Lese nun erst, was Gorbatschow am 28. November 90 bei einem Treffen mit »Kulturschaffenden« (u.a. mit Jewtuschenko) gesagt hat: Lockere Plauderei, bisschen philosophischer Würdezierrat (»die alten Griechen hatten wieder einmal recht: alles fließt, alles bewegt sich«). Dazwischen Protokollsätze wie Notschreie (»das ist eine schleichende Konterrevolution«) und jenes Bekenntnis zum Sozialismus, von dem ich seinerzeit in der Presse gelesen hatte, das er aber dadurch wieder in Luft auflöst, dass er sich mit dem spanischen Regierungschef Felipe González vergleicht, »einem ebenfalls überzeugten Sozialisten«. Zum Privateigentum sagte er: »Ich habe mich immer für Marktwirtschaft ausgesprochen und tue das weiter. Doch obwohl ich für Marktwirtschaft bin, akzeptiere ich beispielsweise kein Privateigentum an Grund und Boden. Machen Sie mit mir, was Sie wollen – ich akzeptiere es nicht. Pacht – selbst für hundert Jahre, sogar mit dem Anspruch auf den Verkauf und die Vererbung der Pachtrechte – bitte schön.« Das schützt selbstwirtschaftende Bauern und geht gegen Bodenspekulation. Ansonsten spricht sich Gorbatschow für Privateigentum in der Produktion aus, glaubt aber nicht, dass es dominieren wird bzw. dass seine Dominanz vom Volk hingenommen würde. Sonderbares Wischiwaschi: »Durch verschiedene Formen des Aktienbesitzes, durch Pacht und dann vielleicht durch vollen Erwerb wird der Betrieb zum Volkseigentum gemacht. Man (?) soll den Menschen (?) dieses Eigentum geben (?). Mögen sie es verwalten und über ihre (?) Produktion verfügen (?).« a) Wer ist dieses »Man«?; b) »Die Menschen« – welche? c) Verkaufen nicht = geben; d) Die Produktion eines Betriebs nicht = »ihre« (der Privateigentümer) Produktion; fehlen die Arbeiter; e) der Staat wird die Eigentümer (wie alle übrigen) doch wohl zur Kasse bitten, also einen Teil »ihrer Produktion« in Steuern verwandeln, über die sie mitnichten verfügen.

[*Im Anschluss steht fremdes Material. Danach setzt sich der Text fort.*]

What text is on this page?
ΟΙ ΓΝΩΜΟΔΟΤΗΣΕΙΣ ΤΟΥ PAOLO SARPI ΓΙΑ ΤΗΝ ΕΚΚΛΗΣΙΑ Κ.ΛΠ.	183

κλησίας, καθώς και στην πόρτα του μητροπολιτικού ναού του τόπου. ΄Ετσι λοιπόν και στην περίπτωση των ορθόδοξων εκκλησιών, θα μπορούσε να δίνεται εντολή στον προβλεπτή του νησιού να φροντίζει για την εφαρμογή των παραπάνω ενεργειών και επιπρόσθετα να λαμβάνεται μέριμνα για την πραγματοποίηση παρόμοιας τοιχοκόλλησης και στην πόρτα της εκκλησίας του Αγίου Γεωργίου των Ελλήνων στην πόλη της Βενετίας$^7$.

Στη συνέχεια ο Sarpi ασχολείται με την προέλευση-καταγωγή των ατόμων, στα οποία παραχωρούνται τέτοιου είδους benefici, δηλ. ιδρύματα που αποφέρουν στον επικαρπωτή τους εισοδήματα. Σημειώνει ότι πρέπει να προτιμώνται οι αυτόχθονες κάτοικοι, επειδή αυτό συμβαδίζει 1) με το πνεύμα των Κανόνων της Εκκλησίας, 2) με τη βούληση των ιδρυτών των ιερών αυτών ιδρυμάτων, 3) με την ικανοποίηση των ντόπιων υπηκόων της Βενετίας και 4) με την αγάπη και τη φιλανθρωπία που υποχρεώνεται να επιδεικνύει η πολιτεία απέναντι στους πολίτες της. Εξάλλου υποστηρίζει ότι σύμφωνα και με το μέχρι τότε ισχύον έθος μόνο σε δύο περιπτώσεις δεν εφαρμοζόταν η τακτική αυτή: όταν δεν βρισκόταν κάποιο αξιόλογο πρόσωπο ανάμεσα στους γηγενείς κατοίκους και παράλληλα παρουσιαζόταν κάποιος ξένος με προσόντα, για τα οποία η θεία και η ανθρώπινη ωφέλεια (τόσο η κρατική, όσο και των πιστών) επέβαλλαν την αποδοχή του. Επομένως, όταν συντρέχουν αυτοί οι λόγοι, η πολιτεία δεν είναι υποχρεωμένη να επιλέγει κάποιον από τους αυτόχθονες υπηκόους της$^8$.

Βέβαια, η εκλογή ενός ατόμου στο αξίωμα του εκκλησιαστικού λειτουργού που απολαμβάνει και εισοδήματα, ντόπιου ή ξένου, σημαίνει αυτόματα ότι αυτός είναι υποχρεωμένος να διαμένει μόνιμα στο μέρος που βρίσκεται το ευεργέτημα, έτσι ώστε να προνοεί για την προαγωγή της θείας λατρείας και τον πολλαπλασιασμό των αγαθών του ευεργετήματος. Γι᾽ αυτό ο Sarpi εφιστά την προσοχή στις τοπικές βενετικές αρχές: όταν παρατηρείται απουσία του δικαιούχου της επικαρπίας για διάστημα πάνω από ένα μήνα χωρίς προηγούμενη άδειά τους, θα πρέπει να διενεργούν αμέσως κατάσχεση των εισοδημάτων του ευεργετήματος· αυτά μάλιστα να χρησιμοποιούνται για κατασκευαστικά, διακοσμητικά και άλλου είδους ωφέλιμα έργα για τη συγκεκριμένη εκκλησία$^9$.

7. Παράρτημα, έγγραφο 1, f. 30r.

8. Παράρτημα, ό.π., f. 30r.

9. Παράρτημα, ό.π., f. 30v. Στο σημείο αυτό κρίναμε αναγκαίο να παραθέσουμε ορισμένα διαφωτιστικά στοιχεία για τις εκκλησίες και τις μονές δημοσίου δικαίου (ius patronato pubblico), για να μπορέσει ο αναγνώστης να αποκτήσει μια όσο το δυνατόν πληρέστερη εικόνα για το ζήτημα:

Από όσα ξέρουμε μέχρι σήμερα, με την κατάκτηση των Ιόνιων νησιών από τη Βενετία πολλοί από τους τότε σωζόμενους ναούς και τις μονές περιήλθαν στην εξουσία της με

Dann spricht Gorbatschow von Grenzen der Veränderung, Unantastbarkeiten, die er »letzte Bastion« nennt: »da darf man um den Tod nicht weichen, wie vor Moskau, wie vor Stalingrad.« Was er meint, ist die multinationale Gesellschaft der Sowjetunion. Soll etwa das Kriegspotenzial der Supermacht SU unter Nachfolgestaaten aufgeteilt werden?
Auf die Genese der Perestrojka zurückblickend, erwähnt er einen Spaziergang mit Schewardnadse im Dezember 1984, wo sie sich darüber verständigt haben, dass »alles verfault« ist. Er nennt keinen anderen. Sah also den Rücktritt Schewardnadses wohl auch nicht voraus.